A European asset management company is an effective solution. Alternatively, a network of national asset management companies could also support economic recovery, if appropriately designed. To work, at least two elements of any network would have to be anchored at the EU level: funding and pricing. With funding provided or guaranteed by a central body, each national asset management company, regardless of location, would benefit from the EU’s credit standing and enjoy better market access.
At the same time, the pooling of financial resources calls for standardised valuation methodologies and data to determine the price at which NPLs are transferred from banks to the asset manager. This combination would help ensure the right balance is struck between losses imposed on banks when they transfer NPLs to the relief scheme, and the scheme’s medium-term profitability. Direct access to the scheme should be limited to banks that, in their supervisor’s opinion, have a viable business model and can thrive as standalone entities when the crisis ends.

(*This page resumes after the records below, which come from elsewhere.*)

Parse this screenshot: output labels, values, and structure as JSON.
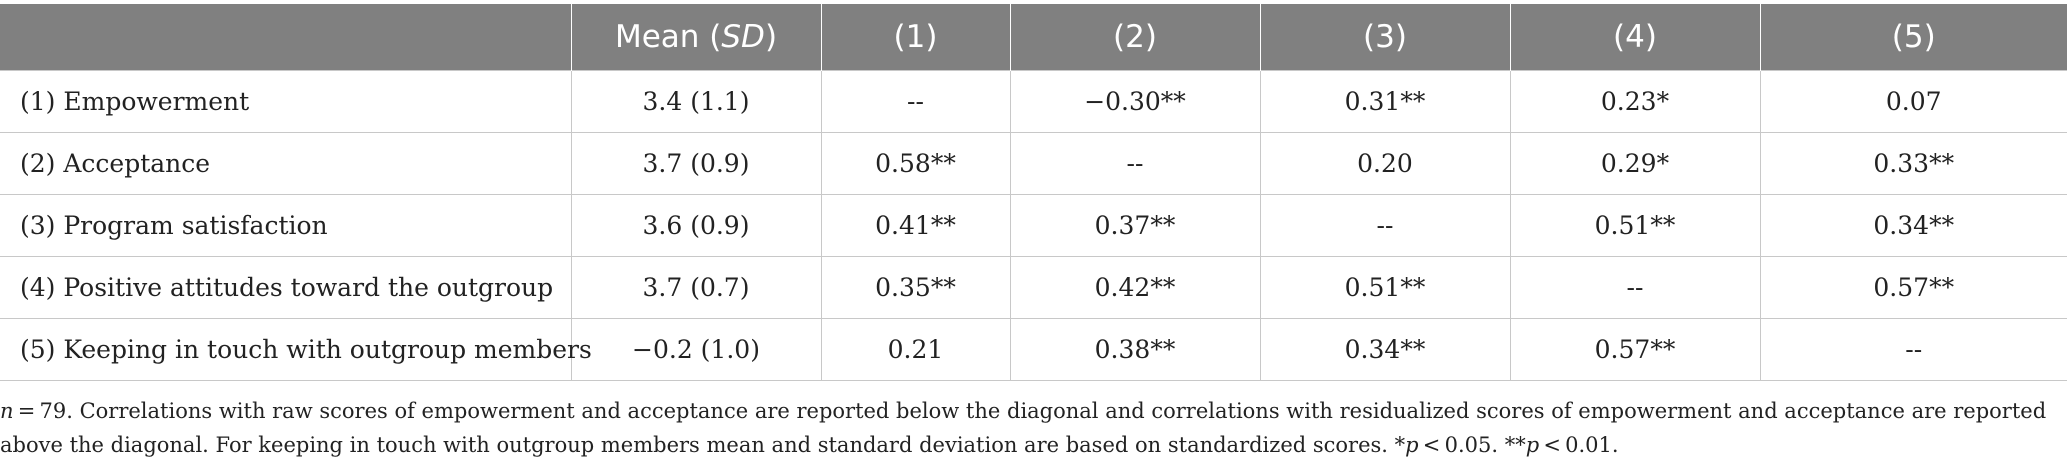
{
  "table": {
    "header": {
      "label": "",
      "mean_prefix": "Mean (",
      "mean_sd": "SD",
      "mean_suffix": ")",
      "cols": [
        "(1)",
        "(2)",
        "(3)",
        "(4)",
        "(5)"
      ]
    },
    "rows": [
      {
        "label": "(1) Empowerment",
        "mean": "3.4 (1.1)",
        "cells": [
          "--",
          "−0.30**",
          "0.31**",
          "0.23*",
          "0.07"
        ]
      },
      {
        "label": "(2) Acceptance",
        "mean": "3.7 (0.9)",
        "cells": [
          "0.58**",
          "--",
          "0.20",
          "0.29*",
          "0.33**"
        ]
      },
      {
        "label": "(3) Program satisfaction",
        "mean": "3.6 (0.9)",
        "cells": [
          "0.41**",
          "0.37**",
          "--",
          "0.51**",
          "0.34**"
        ]
      },
      {
        "label": "(4) Positive attitudes toward the outgroup",
        "mean": "3.7 (0.7)",
        "cells": [
          "0.35**",
          "0.42**",
          "0.51**",
          "--",
          "0.57**"
        ]
      },
      {
        "label": "(5) Keeping in touch with outgroup members",
        "mean": "−0.2 (1.0)",
        "cells": [
          "0.21",
          "0.38**",
          "0.34**",
          "0.57**",
          "--"
        ]
      }
    ]
  },
  "note": {
    "n_symbol": "n",
    "line1_rest": " = 79. Correlations with raw scores of empowerment and acceptance are reported below the diagonal and correlations with residualized scores of empowerment and acceptance are reported",
    "line2_start": "above the diagonal. For keeping in touch with outgroup members mean and standard deviation are based on standardized scores. *",
    "p_symbol": "p",
    "p1_rest": " < 0.05. **",
    "p2_rest": " < 0.01."
  },
  "colors": {
    "header_bg": "#808080",
    "header_text": "#ffffff",
    "grid": "#c8c8c8"
  }
}
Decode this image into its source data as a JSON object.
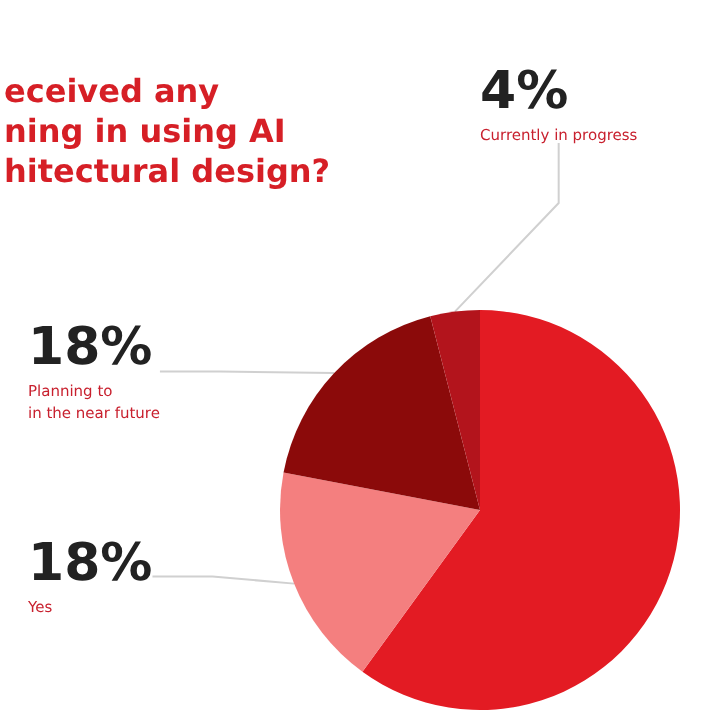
{
  "chart_data": {
    "type": "pie",
    "title": "eceived any\nning in using AI\nhitectural design?",
    "categories": [
      null,
      "Yes",
      "Planning to\nin the near future",
      "Currently in progress"
    ],
    "values": [
      60,
      18,
      18,
      4
    ],
    "colors": [
      "#e31b23",
      "#f47f7f",
      "#8b0a0a",
      "#b3141c"
    ],
    "value_labels": [
      null,
      "18%",
      "18%",
      "4%"
    ],
    "legend": false
  }
}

Other banks can participate subject to strict conditionality, including decisive restructuring. In the unlikely case that such a scheme ends up making losses, we could limit or even prevent any mutualisation of them across the EU. Instead, losses could be allocated by the nationality of the originating banks and each corresponding national scheme. We are convinced such an initiative can be designed by leveraging the flexibility of the EU’s current legal framework and state aid rules. However, we must be prepared to make legislative adjustments, if necessary. The stakes are high: we cannot afford to have a banking sector that struggles with the debris of the current crisis for years to come. Nor can we afford a banking sector that is unable to support our economies’ transformation.